Centro de Treinamento George Helal
- Interactive map of Centro de Treinamento George Helal
- Location: Vargem Grande, Rio de Janeiro, Brazil
- Coordinates: 22°59′02.9″S 43°30′20.7″W﻿ / ﻿22.984139°S 43.505750°W
- Owner: Flamengo
- Type: Sports training facility
- Surface: Grass pitches (6) Synthetic turf (1)

Construction
- Groundbreaking: 21 May 2011
- Built: 2011–2012
- Expanded: 2015–2016 2018–2019
- Cost: R$30 million
- Architect: Wagner Barroso

Tenants
- Flamengo Flamengo Youth Academy

= Ninho do Urubu =

Association football training ground

The Centro de Treinamento George Helal (George Helal Training Center), commonly known as Ninho do Urubu ("The Vulture's Nest," in Portuguese) is the training ground and youth team headquarters of Brazilian football club Flamengo. It is located in the Vargem Grande neighborhood, in the Southwest Zone of Rio de Janeiro, Brazil. The construction on the complex began in 2011 and the club began use of the facilities in mid 2012. Between 2015 and 2016, major additions were implemented at the complex including more football pitches, a medical center, and Center of Excellence in Performance (CEP). The total construction cost of the campus is approximately R$30 million. Construction of the entire complex was completed in 2016.

On the morning of February 8, 2019 a fire broke out in the living quarters of several youth academy players while they were sleeping. Ten players between the ages of 14 and 17 were killed, and three others were hospitalized with burn injuries.

==History==
The property where the complex is located was acquired on August 30, 1984 by president George Helal, but the start of construction was delayed for many years. At the time, the land was purchased for Cr$300 million (Brazilian cruzeiro). The real estate was later valued at R$350 million, an increase of 6,900 %. On May 21, 2011 under the management of club president Patricia Amorim, the site was authorized for construction. The total land area is 140,000 m².

==Facilities==

===Press room===
On 30 November 2016 after the LaMia Airlines Flight 2933 airplane crash, Flamengo announced that would name the Ninho do Urubu press room after Victorino Chermont. Victorino, one of the victims of the crash, was a journalist of Fox Sports Brazil who had worked for many years covering Flamengo and was a known club supporter.

==2016 Summer Olympics==
During Rio 2016 the facilities were used by Brazil U23 and Argentina U23 football teams. The agreement to use the space was signed between Flamengo and the Rio 2016 Organizing Committee.

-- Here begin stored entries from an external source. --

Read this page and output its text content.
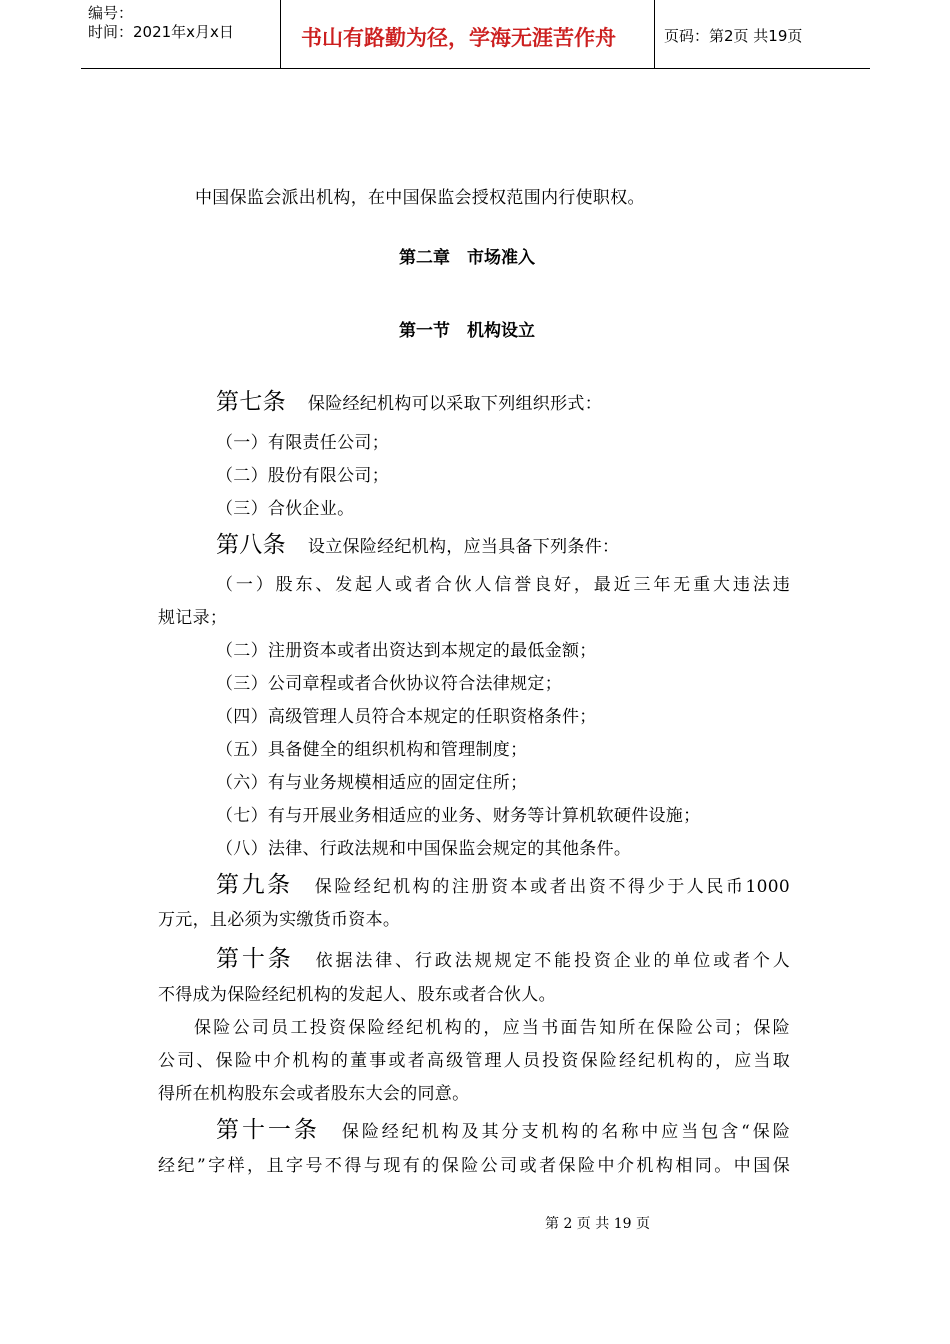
编号：
时间：2021年x月x日	书山有路勤为径，学海无涯苦作舟	页码：第2页 共19页
中国保监会派出机构，在中国保监会授权范围内行使职权。
第二章　市场准入
第一节　机构设立
第七条 保险经纪机构可以采取下列组织形式：
（一）有限责任公司；
（二）股份有限公司；
（三）合伙企业。
第八条 设立保险经纪机构，应当具备下列条件：
（一）股东、发起人或者合伙人信誉良好，最近三年无重大违法违
规记录；
（二）注册资本或者出资达到本规定的最低金额；
（三）公司章程或者合伙协议符合法律规定；
（四）高级管理人员符合本规定的任职资格条件；
（五）具备健全的组织机构和管理制度；
（六）有与业务规模相适应的固定住所；
（七）有与开展业务相适应的业务、财务等计算机软硬件设施；
（八）法律、行政法规和中国保监会规定的其他条件。
第九条 保险经纪机构的注册资本或者出资不得少于人民币1000
万元，且必须为实缴货币资本。
第十条 依据法律、行政法规规定不能投资企业的单位或者个人
不得成为保险经纪机构的发起人、股东或者合伙人。
保险公司员工投资保险经纪机构的，应当书面告知所在保险公司；保险
公司、保险中介机构的董事或者高级管理人员投资保险经纪机构的，应当取
得所在机构股东会或者股东大会的同意。
第十一条 保险经纪机构及其分支机构的名称中应当包含“保险
经纪”字样，且字号不得与现有的保险公司或者保险中介机构相同。中国保
第 2 页 共 19 页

== February 8, 2019 fire ==

On the morning of February 8, 2019, a fire erupted at the Ninho do Urubu living quarters. The fire resulted in the deaths of ten academy players between the ages of 14 and 17 training with the club. Three others were injured. The cause of the fire was a malfunctioning air-conditioning unit that caught fire in the room of one of the victims close to 5:00. The location of the fire was the temporary living quarters in a newly expanded section of the campus. The state Labor Ministry launched a task force to determine if any preventative actions could have been taken, and to ensure that the families of the victims would be accommodated.

The victims of the fire were Athila de Souza Paixão (14), Arthur Vinícius de Barros da Silva Freitas (14), Bernardo Pisetta (14), Christian Esmério Candido (15), Jorge Eduardo dos Santos Ferreira Sacramento (15), Pablo Henrique da Silva Matos (14), Vitor Isaías (15), Samuel Thomas de Souza Rosa (15), Gerdson Santos (14), and Rykelmo de Souza Viana (17).

Cauan Emanuel Gomes Nunes (14 years old), Francisco Dyogo Bento Alves (15), and Jhonatha Cruz Ventura (15) were hospitalized with injuries; Jhonatha's condition was the most severe.

Club president Rodolfo Landim described it as "the worst tragedy the club has ever experienced in its 123 years." The governor of the state of Rio de Janeiro declared a three-day period of mourning following the tragedy.